Hazzard transferred to UCLA after spending one season at Santa Monica College.

In 1996, UCLA retired his No. 42 jersey.

"Walt was one of the pillars of UCLA's first championship team in men's basketball," current coach Ben Howland said. "He was a great player and an outstanding coach at UCLA. He is a huge part of the Bruin legacy, and he left lifelong memories for the Bruin faithful."

Hazzard helped the U.S. win a gold medal at the 1964 Tokyo Olympics and played 10 years in the NBA, including a stint with the Los Angeles Lakers, who made him the No. 1 overall pick.

Hazzard averaged 12.6 points and 4.9 assists during his career with the Lakers, Seattle, Atlanta, Buffalo and Golden State. He ranked among the league's top 10 in assists during six of his seasons. In 1968, he averaged 23.9 points and 6.2 assists, culminating in an appearance in the All-Star Game.

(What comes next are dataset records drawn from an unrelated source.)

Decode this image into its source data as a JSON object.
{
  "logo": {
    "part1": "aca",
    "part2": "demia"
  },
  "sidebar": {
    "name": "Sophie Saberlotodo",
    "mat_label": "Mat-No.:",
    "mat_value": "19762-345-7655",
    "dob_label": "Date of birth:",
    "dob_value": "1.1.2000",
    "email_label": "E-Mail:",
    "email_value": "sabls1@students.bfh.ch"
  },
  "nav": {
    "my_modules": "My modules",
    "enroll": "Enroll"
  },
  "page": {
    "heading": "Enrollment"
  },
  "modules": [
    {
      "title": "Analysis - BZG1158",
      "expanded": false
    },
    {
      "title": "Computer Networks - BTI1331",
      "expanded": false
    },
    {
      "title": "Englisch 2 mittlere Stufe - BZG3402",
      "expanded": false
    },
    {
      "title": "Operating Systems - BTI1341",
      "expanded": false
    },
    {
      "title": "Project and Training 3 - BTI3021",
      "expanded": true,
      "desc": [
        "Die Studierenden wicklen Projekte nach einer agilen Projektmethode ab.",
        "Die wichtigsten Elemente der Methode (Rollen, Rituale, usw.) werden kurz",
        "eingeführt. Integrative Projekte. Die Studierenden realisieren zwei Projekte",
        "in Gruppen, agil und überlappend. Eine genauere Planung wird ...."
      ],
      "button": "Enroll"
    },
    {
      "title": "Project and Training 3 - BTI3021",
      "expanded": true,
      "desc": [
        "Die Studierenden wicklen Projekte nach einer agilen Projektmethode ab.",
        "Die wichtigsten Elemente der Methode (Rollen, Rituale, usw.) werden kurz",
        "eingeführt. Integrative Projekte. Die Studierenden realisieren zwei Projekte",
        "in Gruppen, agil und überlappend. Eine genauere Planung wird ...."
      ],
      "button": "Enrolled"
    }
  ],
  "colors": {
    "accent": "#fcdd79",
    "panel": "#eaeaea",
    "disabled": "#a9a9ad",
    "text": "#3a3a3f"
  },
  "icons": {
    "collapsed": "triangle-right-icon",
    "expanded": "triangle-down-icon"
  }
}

During his four years as UCLA coach, the Bruins had a 77-47 record. In 1985, he led them to the school's first NIT championship. In 1987, UCLA won the Pac-10 title and the league's first postseason tournament with future NBA star Reggie Miller in the lineup. The Bruins finished with a 25-7 mark, losing in the second round of the NCAA tournament, with Hazzard selected league coach of the year.

"Thoughts and prayers go out to the Hazzard family on your loss," Miller tweeted Friday night. ". . . He helped shape me into the ball player I was. Thanks so much, Coach."

The Bruins slumped to a 16-14 record the following year, and Hazzard was replaced by Jim Harrick for the 1988-89 season.

Before taking over at his alma mater, Hazzard coached two seasons each at Compton College near Los Angeles and Chapman College in nearby Orange County.

In 1994, Hazzard rejoined the Lakers as a West Coast advance scout. After his stroke, he served as a special consultant to the team for another 15 years.

Lakers owner Jerry Buss said, "Walt was a man of extremely high character."

Hazzard, a native of Wilmington, Delaware, starred at Philadelphia's Overbrook High, where Wilt Chamberlain had played years earlier. During his three-year varsity basketball career, Hazzard led the school to an 89-3 record and two city titles. He also played baseball and ran track, and was student body president.